As one of the founding members of Brooklyn indie rock outfit Friend Roulette, Matthew Meade has become a reputable source for dreamy melodies coupled with hazy production. However, for his latest side project, Spritzer, he’s playing around with a slightly different sound.
New song “Don’t Die, Kill Me” illustrates this switching of gears well. Taken from his upcoming 7-inch, the cut finds Meade — who describes himself as “420 friendly” and “chill” — skewing toward more heady, gloomier pastures.
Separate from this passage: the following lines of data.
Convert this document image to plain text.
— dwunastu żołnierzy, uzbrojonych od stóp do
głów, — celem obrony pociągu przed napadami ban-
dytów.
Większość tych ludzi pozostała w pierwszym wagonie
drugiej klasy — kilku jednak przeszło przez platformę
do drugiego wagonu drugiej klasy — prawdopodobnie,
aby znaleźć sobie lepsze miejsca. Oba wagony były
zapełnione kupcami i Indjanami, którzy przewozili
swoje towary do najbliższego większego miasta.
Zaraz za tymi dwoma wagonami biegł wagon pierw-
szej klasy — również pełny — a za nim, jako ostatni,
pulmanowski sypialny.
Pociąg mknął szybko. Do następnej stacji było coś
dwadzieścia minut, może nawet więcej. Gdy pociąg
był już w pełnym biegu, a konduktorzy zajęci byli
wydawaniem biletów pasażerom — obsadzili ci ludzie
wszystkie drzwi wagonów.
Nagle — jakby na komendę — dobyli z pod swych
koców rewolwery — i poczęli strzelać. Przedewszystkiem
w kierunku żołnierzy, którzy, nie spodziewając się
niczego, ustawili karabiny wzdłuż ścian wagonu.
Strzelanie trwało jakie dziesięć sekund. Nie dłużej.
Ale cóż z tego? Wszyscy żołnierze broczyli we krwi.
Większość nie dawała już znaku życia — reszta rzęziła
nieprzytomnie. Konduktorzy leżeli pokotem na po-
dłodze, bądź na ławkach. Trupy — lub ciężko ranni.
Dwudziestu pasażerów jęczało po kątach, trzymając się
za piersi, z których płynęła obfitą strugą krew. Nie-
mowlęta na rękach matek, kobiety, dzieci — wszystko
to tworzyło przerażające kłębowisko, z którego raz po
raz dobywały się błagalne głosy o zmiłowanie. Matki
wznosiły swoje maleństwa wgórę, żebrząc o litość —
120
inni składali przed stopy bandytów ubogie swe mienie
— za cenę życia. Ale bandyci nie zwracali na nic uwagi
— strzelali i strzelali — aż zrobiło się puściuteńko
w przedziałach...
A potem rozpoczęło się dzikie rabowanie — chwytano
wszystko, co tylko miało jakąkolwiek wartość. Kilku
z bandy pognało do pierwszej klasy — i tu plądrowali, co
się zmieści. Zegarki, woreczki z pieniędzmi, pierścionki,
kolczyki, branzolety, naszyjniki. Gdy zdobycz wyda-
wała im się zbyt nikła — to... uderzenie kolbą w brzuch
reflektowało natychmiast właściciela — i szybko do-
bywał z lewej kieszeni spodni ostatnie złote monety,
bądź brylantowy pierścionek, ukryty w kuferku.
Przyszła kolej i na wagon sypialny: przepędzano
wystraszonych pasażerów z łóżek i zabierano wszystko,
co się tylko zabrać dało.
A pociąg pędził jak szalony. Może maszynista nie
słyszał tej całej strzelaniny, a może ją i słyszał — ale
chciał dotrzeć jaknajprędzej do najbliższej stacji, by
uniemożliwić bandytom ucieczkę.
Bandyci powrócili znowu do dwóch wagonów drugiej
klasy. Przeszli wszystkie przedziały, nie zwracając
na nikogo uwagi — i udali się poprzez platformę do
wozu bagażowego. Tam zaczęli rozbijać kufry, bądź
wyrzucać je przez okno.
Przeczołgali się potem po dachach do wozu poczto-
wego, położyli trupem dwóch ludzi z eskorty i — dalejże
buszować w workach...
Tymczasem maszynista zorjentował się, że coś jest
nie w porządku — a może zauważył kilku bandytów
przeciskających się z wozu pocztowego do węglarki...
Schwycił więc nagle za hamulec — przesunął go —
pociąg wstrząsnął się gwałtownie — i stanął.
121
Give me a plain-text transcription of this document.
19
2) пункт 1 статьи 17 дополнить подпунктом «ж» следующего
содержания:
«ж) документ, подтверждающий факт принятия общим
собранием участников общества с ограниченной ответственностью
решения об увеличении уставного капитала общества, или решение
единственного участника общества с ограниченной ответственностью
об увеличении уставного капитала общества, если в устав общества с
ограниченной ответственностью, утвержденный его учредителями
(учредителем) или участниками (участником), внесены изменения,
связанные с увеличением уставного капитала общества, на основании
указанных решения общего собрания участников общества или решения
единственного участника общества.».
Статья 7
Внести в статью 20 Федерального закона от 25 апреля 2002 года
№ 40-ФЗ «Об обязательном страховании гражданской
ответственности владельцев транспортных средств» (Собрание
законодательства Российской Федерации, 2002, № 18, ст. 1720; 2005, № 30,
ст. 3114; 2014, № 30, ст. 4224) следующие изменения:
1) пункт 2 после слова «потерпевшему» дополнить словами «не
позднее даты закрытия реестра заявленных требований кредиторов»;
“‘Don’t Die, Kill Me’ is a reflection of time spent with a dark person you can’t let go of,” he explains to Consequence Of Sound. “A relationship that by no means is ideal yet is perpetuated by a false reality of day dreams.”
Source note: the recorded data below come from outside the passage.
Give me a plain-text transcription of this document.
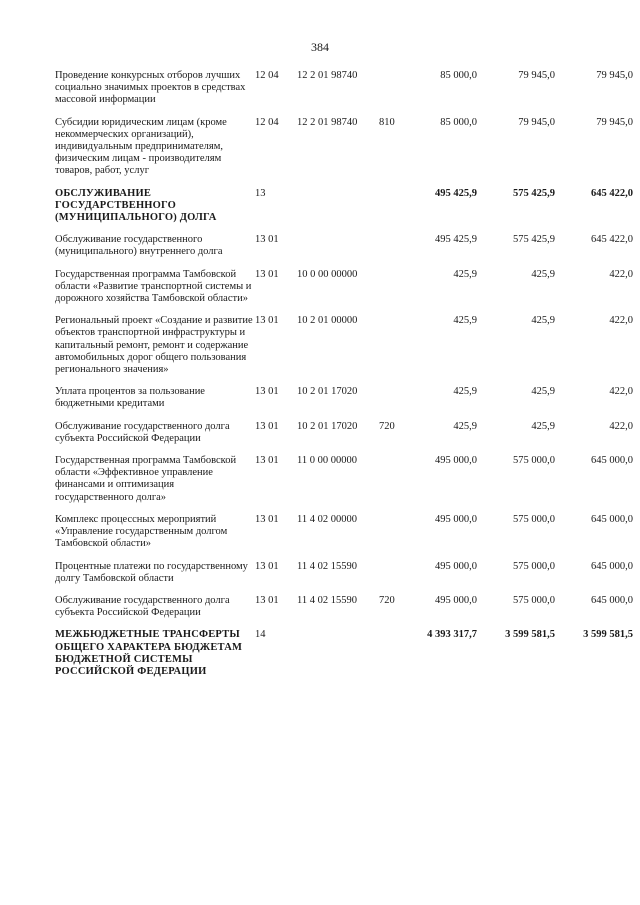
384
Проведение конкурсных отборов лучших социально значимых проектов в средствах массовой информации	12 04	12 2 01 98740		85 000,0	79 945,0	79 945,0

Субсидии юридическим лицам (кроме некоммерческих организаций), индивидуальным предпринимателям, физическим лицам - производителям товаров, работ, услуг	12 04	12 2 01 98740	810	85 000,0	79 945,0	79 945,0

ОБСЛУЖИВАНИЕ ГОСУДАРСТВЕННОГО (МУНИЦИПАЛЬНОГО) ДОЛГА	13			495 425,9	575 425,9	645 422,0

Обслуживание государственного (муниципального) внутреннего долга	13 01			495 425,9	575 425,9	645 422,0

Государственная программа Тамбовской области «Развитие транспортной системы и дорожного хозяйства Тамбовской области»	13 01	10 0 00 00000		425,9	425,9	422,0

Региональный проект «Создание и развитие объектов транспортной инфраструктуры и капитальный ремонт, ремонт и содержание автомобильных дорог общего пользования регионального значения»	13 01	10 2 01 00000		425,9	425,9	422,0

Уплата процентов за пользование бюджетными кредитами	13 01	10 2 01 17020		425,9	425,9	422,0

Обслуживание государственного долга субъекта Российской Федерации	13 01	10 2 01 17020	720	425,9	425,9	422,0

Государственная программа Тамбовской области «Эффективное управление финансами и оптимизация государственного долга»	13 01	11 0 00 00000		495 000,0	575 000,0	645 000,0

Комплекс процессных мероприятий «Управление государственным долгом Тамбовской области»	13 01	11 4 02 00000		495 000,0	575 000,0	645 000,0

Процентные платежи по государственному долгу Тамбовской области	13 01	11 4 02 15590		495 000,0	575 000,0	645 000,0

Обслуживание государственного долга субъекта Российской Федерации	13 01	11 4 02 15590	720	495 000,0	575 000,0	645 000,0

МЕЖБЮДЖЕТНЫЕ ТРАНСФЕРТЫ ОБЩЕГО ХАРАКТЕРА БЮДЖЕТАМ БЮДЖЕТНОЙ СИСТЕМЫ РОССИЙСКОЙ ФЕДЕРАЦИИ	14			4 393 317,7	3 599 581,5	3 599 581,5
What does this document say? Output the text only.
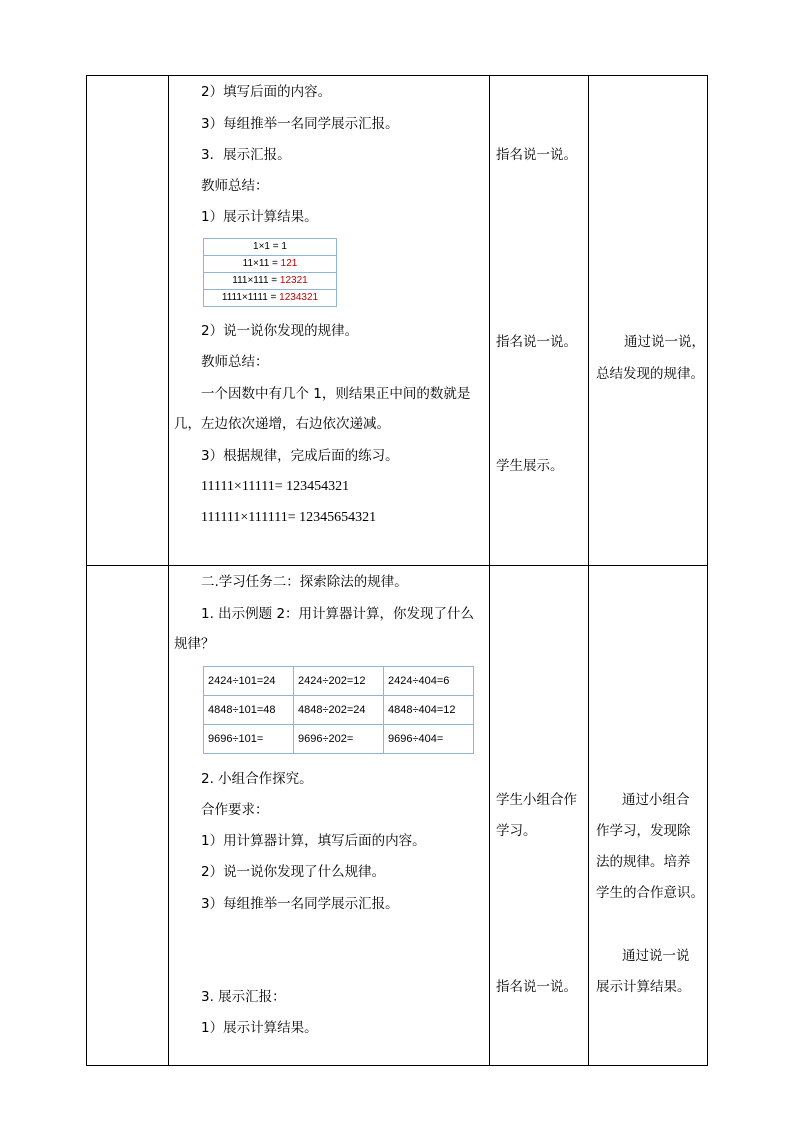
2）填写后面的内容。
3）每组推举一名同学展示汇报。
3．展示汇报。
教师总结：
1）展示计算结果。
1×1 = 1
11×11 = 121
111×111 = 12321
1111×1111 = 1234321
2）说一说你发现的规律。
教师总结：
一个因数中有几个 1，则结果正中间的数就是
几，左边依次递增，右边依次递减。
3）根据规律，完成后面的练习。
11111×11111= 123454321
111111×111111= 12345654321
指名说一说。
指名说一说。
学生展示。
通过说一说，
总结发现的规律。
二.学习任务二：探索除法的规律。
1. 出示例题 2：用计算器计算，你发现了什么
规律？
2424÷101=24	2424÷202=12	2424÷404=6
4848÷101=48	4848÷202=24	4848÷404=12
9696÷101=	9696÷202=	9696÷404=
2. 小组合作探究。
合作要求：
1）用计算器计算，填写后面的内容。
2）说一说你发现了什么规律。
3）每组推举一名同学展示汇报。
3. 展示汇报：
1）展示计算结果。
学生小组合作
学习。
指名说一说。
通过小组合
作学习，发现除
法的规律。培养
学生的合作意识。
通过说一说
展示计算结果。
Opening with a riot of sounds, including guitars and drums rumbling against each other in an all-out brawl, the song itself is a manic and frenzied affair. Just as suddenly as these elements rush in, they also come to a halting stop, paving the way for a low yet surreal verse. The song is riddled with these ups and downs, pushing the boundaries of how many dynamic arrangements can fit into a singular piece. It’s a bold and expansive outing, and one that shows just how far Meade is willing to take his musical whims.
Listen in below.
Spritzer’s upcoming 7-inch is slated for release on October 10th via Paper Garden Records.